Sul fronte migratorio, Palazzo Chigi è attivamente coinvolto nella gestione dei flussi. L'Olanda ha recentemente annunciato il trasferimento in Italia di richiedenti asilo sbarcati sulle nostre coste, in base al meccanismo dei "dublinanti". In risposta alle critiche della segretaria del Partito Democratico, Elly Schlein, che ha parlato di un "effetto boomerang" per il governo, Meloni ha difeso la sua posizione sui social, chiarendo che la sospensione di Schengen non deve essere confusa con il Patto migratorio europeo.

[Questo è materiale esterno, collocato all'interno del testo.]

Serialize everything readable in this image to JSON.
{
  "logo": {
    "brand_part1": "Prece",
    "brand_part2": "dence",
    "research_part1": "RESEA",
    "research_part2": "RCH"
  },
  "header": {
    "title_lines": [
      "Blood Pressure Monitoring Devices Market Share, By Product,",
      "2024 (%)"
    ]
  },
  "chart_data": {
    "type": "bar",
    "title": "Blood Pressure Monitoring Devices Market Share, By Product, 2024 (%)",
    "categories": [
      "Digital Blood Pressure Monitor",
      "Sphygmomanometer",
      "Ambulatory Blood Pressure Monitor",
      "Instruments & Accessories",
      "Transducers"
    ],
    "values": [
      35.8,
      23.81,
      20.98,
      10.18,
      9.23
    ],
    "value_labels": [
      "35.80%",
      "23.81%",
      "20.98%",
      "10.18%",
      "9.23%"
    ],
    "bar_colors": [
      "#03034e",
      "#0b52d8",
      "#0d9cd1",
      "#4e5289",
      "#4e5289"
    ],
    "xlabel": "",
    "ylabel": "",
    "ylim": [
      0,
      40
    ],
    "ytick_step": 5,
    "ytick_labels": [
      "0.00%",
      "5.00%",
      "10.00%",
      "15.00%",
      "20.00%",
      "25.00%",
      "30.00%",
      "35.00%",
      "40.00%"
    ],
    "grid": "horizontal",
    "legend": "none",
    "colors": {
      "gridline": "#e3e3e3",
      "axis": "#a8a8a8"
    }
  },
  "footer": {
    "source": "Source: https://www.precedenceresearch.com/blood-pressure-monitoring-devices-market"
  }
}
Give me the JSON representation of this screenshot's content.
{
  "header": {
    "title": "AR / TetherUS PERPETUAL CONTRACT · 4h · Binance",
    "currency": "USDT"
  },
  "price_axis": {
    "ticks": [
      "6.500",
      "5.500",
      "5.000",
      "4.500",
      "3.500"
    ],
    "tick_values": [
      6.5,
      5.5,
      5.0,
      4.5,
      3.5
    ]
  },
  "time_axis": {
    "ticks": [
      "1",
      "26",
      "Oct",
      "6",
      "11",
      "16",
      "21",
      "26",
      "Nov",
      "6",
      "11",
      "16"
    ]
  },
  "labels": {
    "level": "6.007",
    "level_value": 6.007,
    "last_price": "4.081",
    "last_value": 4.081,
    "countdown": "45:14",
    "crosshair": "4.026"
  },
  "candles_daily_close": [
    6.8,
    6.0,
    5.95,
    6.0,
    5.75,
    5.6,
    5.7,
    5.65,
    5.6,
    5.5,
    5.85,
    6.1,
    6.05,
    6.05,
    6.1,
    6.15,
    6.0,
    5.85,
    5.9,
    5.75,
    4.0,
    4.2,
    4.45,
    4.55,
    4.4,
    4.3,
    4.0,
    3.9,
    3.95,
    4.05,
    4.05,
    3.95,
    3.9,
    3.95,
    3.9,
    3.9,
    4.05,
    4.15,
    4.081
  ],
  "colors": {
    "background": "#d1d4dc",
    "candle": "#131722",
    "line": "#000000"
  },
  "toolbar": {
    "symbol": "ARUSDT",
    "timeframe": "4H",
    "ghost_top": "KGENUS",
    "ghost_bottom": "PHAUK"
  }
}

Ha sottolineato che le nuove norme proteggono i Paesi di primo approdo e ha evidenziato che l'Italia ha respinto circa 80 mila richieste di presa in carico da altri Stati membri nel 2023.
La maggioranza di centrodestra ha espresso sostegno alla linea del governo. Durante il Meeting di Rimini, il ministro Francesco Lollobrigida ha evidenziato il cambiamento nell'approccio dell'Unione Europea alla difesa dei confini, escludendo il rischio di un'invasione di trasferimenti verso l'Italia. Anche Forza Italia ha denunciato l'allarmismo delle opposizioni, rivendicando l'efficacia delle nuove misure europee ottenute dall'Italia.